Following the announcement that WKPT-TV would lose its ABC affiliation to the DT2 subchannel of WJHL-TV, it was announced that much of WAPK's programming, including MyNetworkTV, would move to WKPT-TV, and that WAPK would switch to programming from a digital network, later revealed to be MeTV, WJHL-DT2's former affiliation.
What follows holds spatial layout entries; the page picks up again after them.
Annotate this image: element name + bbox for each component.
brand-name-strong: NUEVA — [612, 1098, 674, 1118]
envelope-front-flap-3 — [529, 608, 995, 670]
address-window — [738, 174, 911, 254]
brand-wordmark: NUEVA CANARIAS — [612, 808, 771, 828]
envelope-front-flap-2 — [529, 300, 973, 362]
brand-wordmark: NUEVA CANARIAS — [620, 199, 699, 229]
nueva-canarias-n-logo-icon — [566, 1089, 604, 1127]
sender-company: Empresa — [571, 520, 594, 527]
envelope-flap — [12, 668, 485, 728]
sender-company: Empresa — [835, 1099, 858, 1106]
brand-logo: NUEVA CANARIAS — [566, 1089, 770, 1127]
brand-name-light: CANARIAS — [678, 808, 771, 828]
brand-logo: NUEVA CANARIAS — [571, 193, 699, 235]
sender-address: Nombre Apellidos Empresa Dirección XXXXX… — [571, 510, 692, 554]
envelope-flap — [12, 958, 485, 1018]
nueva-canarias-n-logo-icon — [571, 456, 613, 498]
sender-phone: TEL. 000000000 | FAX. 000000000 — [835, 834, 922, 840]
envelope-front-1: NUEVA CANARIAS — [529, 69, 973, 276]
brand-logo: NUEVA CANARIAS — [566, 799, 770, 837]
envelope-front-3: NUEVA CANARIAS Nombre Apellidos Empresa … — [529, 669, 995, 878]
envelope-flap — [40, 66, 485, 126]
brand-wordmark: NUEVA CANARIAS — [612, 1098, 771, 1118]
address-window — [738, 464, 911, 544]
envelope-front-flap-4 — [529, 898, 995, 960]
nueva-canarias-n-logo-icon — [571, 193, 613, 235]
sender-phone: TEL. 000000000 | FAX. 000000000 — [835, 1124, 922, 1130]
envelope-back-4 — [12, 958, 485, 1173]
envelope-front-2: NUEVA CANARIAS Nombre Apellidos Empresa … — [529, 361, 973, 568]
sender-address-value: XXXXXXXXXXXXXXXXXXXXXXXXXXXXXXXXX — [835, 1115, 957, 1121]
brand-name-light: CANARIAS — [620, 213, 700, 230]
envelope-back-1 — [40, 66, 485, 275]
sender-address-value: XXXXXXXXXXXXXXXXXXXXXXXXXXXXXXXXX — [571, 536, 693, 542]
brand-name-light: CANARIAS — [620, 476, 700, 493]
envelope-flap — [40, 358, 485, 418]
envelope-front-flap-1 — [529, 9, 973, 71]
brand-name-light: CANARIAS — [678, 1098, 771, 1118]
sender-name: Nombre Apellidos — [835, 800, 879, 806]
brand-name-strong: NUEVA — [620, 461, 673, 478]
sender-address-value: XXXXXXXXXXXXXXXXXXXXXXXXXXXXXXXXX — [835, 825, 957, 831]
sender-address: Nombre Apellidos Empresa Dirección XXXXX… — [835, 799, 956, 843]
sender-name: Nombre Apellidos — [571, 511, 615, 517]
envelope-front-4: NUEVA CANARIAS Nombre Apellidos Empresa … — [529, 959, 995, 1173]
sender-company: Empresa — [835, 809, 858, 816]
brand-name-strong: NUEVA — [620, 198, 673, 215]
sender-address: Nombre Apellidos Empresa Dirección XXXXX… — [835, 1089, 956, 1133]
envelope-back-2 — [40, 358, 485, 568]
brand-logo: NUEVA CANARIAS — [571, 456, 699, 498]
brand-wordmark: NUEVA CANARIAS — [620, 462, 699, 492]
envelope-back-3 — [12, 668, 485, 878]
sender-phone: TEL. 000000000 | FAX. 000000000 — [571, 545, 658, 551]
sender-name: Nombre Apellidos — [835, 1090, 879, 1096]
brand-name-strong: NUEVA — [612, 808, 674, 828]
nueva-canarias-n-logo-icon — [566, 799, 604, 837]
The switch over took place on February 1, 2016. The station's fourth channel is expected to carry Heroes & Icons. After WKPT-TV dropped MyNetworkTV in favor of Cozi TV, the Laff affiliation was transferred from WAPK-CD's third subchannel to WKPT's third subchannel (which had previously carried Cozi TV); the move came as a result of Holston Valley Broadcasting opting to refocus WKPT and WAPK entirely around "nostalgia-based programming", stating that MeTV outrates ABC Tri-Cities in most time periods. The CD3 subchannel then subsequently became an affiliate of Bounce TV, a TV network targeting an African-American audiences.

==Technical information==
===Subchannels===
The station's signal is multiplexed:

Subchannels of WAPK-CD
| Channel | Res. | Short name | Programming |
| 36.1 | 720p | MeTV | MeTV |
| 36.2 | 480i | Grit | Grit |
| 36.3 | Bounce | Bounce TV |
| 36.4 | Heroes | Heroes & Icons |
| 36.4 | Audio only | 1490 | WOPI (Sports) |
| 36.5 | 1590 | WKTP (Sports) |

===Translators===
The station can also be seen on these repeaters. The main signal on channel 16 is the origination for many of the cable companies that carry WAPK. Holston also uses the signal as the source for all of WAPK's channels via a series of ATSC receivers that directly feed the transmitters.